Keaveney resists pressure to step down as Labour Party chairman

Fri, Dec 14, 2012, 00:00

   

Labour Party chairman Colm Keaveney today reiterated his intention to stay on in the role and called for an early party conference to decide his fate and the party's future.

Mr Keaveney voted against the Government on the Social Welfare Bill last night and was expelled from the Labour Parliamentary Party.

He is the only Government TD to vote against the Budget, despite days of disquiet among backbenchers.

Speaking on Galway Bay FM this morning, the Galway East TD defended his desire to stay on as chair.

“The graceful thing to do is to honour the mandate I was given by the grassroots of the Labour Party and I said I would honour Labour values. It is a gift of the members of the Labour Party and not of the leader,” he said. “I will put myself in front of a conference if Eamon Gilmore believes that we need an early conference to talk about the chair. I think we need an early conference on the direction of the Labour Party,” he said.

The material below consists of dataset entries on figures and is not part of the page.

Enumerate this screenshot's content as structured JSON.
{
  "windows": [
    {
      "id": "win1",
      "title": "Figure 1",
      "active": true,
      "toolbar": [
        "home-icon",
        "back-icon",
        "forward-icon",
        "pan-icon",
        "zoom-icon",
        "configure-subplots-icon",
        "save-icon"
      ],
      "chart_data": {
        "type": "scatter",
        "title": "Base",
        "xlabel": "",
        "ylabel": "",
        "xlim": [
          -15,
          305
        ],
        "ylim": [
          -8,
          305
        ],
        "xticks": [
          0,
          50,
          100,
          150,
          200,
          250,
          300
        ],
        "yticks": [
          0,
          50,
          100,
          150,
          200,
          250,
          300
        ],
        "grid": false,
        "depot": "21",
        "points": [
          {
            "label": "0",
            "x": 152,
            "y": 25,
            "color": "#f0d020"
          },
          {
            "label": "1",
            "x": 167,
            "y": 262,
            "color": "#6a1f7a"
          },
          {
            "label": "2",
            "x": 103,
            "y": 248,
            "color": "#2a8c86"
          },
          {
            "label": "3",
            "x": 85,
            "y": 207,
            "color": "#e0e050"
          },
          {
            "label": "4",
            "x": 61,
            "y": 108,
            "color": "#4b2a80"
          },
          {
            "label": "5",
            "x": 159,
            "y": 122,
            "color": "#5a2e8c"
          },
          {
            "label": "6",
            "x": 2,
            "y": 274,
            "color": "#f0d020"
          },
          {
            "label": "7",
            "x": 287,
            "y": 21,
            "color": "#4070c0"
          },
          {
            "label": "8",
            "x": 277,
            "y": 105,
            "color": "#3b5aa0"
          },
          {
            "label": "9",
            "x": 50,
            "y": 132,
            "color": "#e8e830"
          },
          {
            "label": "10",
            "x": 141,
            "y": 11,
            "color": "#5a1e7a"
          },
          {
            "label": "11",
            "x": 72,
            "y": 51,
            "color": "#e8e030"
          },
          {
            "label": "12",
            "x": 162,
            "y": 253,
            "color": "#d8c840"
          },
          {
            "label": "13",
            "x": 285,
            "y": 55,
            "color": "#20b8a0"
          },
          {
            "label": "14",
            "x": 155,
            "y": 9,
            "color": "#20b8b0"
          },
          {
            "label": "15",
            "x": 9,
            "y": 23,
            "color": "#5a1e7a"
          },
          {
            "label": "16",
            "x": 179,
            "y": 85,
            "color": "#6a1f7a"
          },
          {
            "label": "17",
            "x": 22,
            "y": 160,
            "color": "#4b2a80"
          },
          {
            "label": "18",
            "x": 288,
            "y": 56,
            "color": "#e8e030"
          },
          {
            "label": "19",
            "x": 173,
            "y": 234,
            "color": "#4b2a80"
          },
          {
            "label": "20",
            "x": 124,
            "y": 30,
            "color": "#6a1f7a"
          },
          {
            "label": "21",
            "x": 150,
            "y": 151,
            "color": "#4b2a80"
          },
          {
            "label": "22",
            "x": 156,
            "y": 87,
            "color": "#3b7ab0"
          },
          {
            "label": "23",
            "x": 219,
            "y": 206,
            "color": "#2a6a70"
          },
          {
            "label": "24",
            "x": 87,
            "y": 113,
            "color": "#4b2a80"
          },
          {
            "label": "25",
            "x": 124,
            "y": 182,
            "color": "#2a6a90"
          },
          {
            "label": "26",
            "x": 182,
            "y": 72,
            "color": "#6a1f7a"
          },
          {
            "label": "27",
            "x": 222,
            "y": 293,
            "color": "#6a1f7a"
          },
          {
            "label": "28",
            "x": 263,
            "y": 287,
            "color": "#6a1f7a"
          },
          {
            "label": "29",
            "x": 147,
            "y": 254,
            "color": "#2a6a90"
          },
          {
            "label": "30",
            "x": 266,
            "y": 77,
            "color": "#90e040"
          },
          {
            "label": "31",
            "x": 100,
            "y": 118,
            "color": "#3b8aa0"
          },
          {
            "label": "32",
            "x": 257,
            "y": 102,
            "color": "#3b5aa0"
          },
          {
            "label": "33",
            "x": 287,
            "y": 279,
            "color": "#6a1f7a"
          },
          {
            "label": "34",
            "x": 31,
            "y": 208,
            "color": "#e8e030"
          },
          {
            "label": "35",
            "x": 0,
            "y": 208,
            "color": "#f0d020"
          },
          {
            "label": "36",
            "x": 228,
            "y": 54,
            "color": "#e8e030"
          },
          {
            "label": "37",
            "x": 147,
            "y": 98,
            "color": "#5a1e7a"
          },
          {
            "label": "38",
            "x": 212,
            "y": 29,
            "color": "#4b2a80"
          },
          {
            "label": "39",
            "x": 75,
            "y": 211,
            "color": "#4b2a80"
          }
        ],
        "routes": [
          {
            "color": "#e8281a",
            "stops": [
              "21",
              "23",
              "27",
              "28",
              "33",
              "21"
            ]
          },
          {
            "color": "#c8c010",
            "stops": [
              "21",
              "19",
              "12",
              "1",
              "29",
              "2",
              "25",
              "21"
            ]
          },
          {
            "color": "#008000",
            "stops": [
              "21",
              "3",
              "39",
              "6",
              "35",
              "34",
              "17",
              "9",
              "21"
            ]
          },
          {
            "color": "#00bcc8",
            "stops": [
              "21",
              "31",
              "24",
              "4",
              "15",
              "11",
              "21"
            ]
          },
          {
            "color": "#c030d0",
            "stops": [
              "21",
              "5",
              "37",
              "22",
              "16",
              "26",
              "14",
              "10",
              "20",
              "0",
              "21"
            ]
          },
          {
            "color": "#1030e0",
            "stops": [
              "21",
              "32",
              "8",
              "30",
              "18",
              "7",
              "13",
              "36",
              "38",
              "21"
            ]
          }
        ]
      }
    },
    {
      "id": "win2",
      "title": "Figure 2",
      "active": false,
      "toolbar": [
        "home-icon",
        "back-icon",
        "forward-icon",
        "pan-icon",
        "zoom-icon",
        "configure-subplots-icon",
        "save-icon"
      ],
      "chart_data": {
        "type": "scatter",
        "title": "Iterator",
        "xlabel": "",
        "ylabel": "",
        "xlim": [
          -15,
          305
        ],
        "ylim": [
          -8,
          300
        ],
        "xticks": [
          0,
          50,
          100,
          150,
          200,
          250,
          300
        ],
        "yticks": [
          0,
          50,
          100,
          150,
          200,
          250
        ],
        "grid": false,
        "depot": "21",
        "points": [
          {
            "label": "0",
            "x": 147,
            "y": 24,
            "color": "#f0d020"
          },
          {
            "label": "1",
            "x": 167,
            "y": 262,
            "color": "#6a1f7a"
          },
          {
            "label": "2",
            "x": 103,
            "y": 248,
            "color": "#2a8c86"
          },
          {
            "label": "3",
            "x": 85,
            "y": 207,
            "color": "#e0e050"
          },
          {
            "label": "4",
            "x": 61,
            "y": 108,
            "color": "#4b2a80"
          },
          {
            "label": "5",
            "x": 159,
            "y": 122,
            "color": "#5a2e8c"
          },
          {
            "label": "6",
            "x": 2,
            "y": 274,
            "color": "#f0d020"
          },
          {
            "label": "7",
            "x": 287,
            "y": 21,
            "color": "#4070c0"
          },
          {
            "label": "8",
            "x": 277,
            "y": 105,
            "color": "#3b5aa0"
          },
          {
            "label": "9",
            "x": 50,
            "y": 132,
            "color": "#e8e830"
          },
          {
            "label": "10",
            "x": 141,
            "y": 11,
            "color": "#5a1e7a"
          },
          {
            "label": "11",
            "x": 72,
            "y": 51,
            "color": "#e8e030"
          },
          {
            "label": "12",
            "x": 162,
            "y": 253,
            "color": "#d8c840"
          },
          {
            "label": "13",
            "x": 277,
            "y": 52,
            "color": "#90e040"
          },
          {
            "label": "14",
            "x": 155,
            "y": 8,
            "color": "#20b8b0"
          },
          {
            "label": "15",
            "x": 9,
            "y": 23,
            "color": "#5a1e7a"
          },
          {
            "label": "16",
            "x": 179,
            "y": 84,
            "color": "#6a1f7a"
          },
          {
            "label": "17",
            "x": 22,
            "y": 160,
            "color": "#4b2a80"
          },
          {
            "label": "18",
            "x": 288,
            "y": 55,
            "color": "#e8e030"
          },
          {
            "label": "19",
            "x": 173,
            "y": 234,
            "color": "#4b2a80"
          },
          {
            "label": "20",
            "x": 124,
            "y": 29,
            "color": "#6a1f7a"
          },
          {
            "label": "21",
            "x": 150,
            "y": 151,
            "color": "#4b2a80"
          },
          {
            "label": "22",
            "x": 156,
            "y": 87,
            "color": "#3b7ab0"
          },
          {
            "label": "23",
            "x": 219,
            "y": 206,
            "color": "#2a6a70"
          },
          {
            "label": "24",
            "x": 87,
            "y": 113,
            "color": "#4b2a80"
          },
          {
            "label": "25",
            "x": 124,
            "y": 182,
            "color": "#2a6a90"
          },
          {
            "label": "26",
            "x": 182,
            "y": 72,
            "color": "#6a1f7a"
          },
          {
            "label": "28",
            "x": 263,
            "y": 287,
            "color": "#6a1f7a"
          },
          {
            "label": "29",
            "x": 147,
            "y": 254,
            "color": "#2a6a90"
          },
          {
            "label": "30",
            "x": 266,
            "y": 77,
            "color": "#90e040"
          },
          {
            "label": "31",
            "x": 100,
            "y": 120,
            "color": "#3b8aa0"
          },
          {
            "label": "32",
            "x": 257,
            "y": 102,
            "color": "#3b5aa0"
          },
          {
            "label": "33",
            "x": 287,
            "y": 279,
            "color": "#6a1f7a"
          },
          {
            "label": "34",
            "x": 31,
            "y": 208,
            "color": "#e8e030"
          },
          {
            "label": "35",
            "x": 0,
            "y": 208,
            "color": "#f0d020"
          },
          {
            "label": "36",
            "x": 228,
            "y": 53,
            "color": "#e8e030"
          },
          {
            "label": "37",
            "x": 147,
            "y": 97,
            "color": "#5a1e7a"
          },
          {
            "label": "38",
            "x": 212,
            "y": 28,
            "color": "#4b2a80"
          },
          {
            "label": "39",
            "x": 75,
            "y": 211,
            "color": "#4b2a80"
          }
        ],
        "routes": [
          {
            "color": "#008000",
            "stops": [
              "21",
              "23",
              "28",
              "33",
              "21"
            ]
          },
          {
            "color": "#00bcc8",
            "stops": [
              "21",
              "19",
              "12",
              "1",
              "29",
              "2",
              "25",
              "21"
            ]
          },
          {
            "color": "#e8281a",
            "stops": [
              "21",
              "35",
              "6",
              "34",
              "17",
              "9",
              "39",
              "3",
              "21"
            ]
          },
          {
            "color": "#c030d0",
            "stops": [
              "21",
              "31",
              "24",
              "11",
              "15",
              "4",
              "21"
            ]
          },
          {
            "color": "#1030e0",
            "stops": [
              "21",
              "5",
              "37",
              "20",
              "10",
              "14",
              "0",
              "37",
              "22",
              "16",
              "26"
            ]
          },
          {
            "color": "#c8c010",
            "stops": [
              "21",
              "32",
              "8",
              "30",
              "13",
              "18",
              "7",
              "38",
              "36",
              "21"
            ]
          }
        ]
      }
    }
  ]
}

Tánaiste Eamon Gilmore said last night Mr Keaveney's position was untenable, a view echoed today by Labour chief whip Emmet Stagg. “He comes out against the Government and against the Labour Party in Government,” Mr Stagg said. “I don’t think it’s a tenable position, I think he should quit the position forthwith.”

Mr Gilmore last night said Mr Keaveney should not continue as party chairman. “I don’t think it’s tenable for somebody who’s out of the parliamentary Labour party to hold a senior office in the party," he said.

Speaking in Brussels, Taoiseach Enda Kenny expressed confidence in Mr Gilmore's leadership of Labour, though he noted that the internal affairs of a party are matters for the party itself.

He said Mr Gilmore was "absolutely focused on working with the Fine Gael party in government, as a national government to deal with our nation's problems that we received a mandate to sort out in respect of which we are signed up for the programme for government.

“The internal matters of the Labour Party belong to them, and I'm very happy that the Labour Party leadership, the Tánaiste, and all his Ministers are focused on dealing with sorting out our problems, restoring a sense of structure to the way we do business, providing the opportunities for investments, for jobs, for careers. That's where the future of this country lies,” he said.

Mr Kenny also said he was confident the Social Welfare Bill would pass in the Seanad.

Mr Keaveney becomes the fifth of the 37 TDs returned for Labour in the general election to lose the party whip since the Government was formed just 21 months ago, joining Róisín Shortall, Willie Penrose, Tommy Broughan and Patrick Nulty, all of whom have been similarly expelled.